There is a free nursery attached to the Studio for toddlers while the women work. Babies can be brought into the work-space.

But the Workshop means much more to the women than the chance to earn money. It provides a safe place where they give and receive support. Their homes often consists of one room which they share with children, violent husbands, elderly and sick parents. Rarely are they allowed to go out – unless it is to the Studio. Here they can chat to other women and discuss their problems freely. Moreover, because the work-room possesses its own generator, the electricity cuts are much less frequent here than elsewhere in the camp. And that matters too. In the winter the women have light and wifi so that they can use their phones to connect with relatives in Syria. And in the summer the electric fans keep the Studio cool.

Every time you are down, you come here and you realize there are people who are caring about you, even though they themselves have so many problems too.

(Um Ahmad, 37, Embroiderer since 2014)

It is also through the studio that women learn about new opportunities.

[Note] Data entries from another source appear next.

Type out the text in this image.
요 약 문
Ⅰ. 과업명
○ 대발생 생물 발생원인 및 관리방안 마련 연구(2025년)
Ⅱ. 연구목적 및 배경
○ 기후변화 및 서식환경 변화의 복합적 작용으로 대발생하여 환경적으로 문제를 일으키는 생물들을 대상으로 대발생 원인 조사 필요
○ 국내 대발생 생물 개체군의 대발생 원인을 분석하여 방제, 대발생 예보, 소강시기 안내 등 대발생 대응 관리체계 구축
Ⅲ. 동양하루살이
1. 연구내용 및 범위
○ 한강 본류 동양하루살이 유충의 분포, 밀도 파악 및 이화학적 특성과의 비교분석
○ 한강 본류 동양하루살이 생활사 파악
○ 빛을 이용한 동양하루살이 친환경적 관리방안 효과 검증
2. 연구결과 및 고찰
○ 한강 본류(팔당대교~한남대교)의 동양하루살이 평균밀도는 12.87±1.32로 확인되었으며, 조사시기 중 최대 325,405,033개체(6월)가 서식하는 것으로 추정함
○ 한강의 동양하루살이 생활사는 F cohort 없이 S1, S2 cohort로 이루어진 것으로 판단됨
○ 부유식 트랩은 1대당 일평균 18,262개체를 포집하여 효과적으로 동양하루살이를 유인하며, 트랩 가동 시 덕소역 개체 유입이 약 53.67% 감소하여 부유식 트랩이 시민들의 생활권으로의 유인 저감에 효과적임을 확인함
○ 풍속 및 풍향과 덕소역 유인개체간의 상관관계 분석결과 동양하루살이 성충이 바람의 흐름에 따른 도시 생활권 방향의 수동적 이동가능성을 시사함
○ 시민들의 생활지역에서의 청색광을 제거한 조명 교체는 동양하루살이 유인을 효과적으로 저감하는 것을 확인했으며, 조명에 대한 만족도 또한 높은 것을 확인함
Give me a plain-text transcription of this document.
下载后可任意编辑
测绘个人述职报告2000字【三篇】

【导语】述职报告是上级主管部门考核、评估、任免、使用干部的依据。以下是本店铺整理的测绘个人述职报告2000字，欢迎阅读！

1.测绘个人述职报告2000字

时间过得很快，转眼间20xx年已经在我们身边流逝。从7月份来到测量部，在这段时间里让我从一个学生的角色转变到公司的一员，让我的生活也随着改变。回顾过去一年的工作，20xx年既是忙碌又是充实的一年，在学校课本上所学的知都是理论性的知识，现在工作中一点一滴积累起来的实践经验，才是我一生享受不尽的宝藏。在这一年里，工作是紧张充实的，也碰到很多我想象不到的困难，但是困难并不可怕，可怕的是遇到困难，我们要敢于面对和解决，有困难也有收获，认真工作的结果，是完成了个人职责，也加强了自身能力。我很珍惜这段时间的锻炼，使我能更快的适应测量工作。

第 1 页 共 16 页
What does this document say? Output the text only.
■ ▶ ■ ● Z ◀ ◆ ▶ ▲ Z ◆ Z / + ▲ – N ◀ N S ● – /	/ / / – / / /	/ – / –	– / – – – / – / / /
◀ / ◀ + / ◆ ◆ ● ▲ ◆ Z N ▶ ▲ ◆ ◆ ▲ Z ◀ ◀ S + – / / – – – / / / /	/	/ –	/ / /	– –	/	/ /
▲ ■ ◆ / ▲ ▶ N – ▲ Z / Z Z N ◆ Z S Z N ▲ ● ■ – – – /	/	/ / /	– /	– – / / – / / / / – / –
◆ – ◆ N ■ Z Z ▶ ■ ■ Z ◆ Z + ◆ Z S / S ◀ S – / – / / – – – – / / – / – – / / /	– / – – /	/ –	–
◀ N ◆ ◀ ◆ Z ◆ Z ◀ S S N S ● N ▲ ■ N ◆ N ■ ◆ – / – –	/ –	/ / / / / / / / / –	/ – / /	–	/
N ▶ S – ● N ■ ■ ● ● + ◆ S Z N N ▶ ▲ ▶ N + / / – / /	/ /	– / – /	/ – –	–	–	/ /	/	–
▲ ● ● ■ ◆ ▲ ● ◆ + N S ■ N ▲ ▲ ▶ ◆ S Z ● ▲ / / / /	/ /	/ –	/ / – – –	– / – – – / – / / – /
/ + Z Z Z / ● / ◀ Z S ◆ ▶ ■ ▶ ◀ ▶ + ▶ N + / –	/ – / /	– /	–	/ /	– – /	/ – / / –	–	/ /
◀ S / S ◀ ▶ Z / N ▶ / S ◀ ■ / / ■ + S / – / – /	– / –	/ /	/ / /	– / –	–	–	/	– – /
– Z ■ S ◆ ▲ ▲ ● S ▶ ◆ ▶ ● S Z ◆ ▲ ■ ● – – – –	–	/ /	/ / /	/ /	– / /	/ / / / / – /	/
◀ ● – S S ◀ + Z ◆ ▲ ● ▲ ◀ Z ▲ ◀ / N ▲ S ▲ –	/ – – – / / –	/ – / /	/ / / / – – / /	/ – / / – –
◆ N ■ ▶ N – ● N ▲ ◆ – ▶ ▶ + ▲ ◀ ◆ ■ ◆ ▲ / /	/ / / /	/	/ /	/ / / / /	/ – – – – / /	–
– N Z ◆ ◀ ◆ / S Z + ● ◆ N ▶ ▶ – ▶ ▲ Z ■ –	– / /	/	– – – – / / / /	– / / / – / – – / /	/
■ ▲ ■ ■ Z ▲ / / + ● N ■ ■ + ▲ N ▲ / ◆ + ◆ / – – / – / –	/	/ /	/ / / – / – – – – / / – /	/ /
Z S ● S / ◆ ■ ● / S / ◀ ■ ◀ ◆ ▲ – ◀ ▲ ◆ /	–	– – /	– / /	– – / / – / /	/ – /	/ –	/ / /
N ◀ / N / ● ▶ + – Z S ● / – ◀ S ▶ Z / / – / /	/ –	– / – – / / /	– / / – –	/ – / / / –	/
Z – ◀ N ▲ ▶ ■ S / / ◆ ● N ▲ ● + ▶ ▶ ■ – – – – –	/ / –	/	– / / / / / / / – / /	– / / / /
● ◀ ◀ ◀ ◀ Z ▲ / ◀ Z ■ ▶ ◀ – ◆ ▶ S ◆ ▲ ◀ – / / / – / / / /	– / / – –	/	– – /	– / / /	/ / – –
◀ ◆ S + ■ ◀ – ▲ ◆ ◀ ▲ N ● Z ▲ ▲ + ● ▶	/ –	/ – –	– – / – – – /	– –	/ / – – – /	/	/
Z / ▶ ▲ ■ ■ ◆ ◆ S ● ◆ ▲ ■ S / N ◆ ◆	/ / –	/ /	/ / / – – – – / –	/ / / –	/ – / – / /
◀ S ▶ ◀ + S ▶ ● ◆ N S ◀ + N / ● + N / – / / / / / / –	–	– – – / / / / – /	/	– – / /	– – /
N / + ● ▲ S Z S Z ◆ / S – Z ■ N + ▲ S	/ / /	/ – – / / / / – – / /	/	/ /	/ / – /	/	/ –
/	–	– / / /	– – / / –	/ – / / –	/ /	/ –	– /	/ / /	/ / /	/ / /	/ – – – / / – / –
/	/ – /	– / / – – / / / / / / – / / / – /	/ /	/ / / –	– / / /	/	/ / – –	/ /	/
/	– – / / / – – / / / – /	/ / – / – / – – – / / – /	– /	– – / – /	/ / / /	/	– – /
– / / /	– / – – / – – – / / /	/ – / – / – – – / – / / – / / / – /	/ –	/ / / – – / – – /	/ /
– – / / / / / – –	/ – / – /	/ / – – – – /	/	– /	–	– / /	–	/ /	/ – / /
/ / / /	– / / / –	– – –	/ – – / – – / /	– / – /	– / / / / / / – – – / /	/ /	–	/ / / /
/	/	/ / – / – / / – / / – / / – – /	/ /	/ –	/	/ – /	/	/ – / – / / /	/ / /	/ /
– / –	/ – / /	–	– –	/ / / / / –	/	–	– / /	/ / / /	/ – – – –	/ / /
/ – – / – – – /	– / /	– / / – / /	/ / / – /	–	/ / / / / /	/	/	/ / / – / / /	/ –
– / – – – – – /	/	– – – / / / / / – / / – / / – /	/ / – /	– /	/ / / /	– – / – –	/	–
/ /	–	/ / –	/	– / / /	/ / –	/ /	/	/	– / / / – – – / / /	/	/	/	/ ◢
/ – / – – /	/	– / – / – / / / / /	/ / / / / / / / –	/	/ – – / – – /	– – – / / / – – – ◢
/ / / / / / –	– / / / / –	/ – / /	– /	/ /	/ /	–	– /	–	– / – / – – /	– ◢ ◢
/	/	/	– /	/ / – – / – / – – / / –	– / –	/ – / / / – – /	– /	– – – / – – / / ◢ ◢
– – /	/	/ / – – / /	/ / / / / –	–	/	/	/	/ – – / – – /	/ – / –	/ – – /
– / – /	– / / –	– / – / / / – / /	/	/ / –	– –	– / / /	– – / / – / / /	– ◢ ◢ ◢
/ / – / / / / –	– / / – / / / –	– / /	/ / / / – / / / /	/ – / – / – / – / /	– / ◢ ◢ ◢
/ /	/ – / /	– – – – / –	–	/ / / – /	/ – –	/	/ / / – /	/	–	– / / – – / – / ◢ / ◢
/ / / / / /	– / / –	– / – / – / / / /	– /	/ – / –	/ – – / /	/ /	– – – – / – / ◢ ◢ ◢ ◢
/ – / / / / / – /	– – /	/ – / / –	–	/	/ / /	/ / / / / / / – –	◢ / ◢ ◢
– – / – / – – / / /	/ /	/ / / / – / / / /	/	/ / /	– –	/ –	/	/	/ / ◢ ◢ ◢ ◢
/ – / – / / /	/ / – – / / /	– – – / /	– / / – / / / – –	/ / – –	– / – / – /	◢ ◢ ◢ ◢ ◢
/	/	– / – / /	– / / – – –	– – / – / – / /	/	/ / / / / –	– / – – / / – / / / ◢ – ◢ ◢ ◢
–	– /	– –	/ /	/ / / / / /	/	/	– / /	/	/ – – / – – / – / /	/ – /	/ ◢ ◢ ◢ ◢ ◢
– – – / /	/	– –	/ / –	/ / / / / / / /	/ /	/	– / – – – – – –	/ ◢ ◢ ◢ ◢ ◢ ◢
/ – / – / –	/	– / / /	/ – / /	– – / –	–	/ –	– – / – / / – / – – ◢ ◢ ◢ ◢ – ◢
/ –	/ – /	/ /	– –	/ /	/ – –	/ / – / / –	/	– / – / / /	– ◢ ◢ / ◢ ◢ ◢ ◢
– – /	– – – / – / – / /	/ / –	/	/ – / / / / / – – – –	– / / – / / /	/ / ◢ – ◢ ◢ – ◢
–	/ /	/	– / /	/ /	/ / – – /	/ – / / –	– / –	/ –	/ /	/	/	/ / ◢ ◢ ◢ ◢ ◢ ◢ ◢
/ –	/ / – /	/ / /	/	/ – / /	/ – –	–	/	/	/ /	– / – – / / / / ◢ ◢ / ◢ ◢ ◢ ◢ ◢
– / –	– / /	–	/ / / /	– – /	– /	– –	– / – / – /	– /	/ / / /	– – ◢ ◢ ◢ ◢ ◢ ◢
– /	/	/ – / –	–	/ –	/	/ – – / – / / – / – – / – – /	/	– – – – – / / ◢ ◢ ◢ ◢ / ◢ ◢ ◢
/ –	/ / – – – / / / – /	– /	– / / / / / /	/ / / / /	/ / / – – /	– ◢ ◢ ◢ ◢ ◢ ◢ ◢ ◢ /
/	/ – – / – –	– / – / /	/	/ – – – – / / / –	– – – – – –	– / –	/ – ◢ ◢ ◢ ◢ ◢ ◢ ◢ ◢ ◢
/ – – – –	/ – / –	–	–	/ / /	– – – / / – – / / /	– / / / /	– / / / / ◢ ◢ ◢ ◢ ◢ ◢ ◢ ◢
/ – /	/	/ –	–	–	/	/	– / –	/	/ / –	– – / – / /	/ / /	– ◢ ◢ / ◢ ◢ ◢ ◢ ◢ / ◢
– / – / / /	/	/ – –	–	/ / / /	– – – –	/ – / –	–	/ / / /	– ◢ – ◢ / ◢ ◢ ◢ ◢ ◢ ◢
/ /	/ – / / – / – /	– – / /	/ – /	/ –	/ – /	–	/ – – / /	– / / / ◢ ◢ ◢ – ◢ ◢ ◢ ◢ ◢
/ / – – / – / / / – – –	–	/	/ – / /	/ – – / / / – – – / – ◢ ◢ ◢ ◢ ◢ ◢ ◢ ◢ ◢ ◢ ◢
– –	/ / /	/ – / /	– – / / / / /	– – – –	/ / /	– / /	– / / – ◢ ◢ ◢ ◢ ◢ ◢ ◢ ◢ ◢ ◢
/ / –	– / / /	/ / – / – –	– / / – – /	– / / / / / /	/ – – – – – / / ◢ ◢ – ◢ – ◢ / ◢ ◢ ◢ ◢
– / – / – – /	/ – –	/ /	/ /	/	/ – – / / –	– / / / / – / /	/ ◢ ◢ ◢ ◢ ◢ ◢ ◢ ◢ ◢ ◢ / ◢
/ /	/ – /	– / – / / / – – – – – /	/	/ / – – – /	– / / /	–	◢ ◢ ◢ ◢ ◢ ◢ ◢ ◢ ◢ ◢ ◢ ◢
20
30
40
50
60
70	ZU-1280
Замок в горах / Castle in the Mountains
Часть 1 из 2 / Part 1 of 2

For example, they make use of the psycho-social counselling that is offered by Basmeh & Zeitooneh on the next floor down. Alternatively they could decide to sign up to the Art Therapy group – also in the same building.

I can’t express myself very well in words. But I love drawing. And look what I did in the Art Therapy class. Now I can show you what I have inside me.

(Amina, 65, Embroiderer since 2012)

In addition, we offer weekly yoga classes to the artisans.

The Shatila Studio lead team and the embroidery artisans meet once a month to discuss progress and improvements. Everyone knows that the Studio can only succeed as collective activity.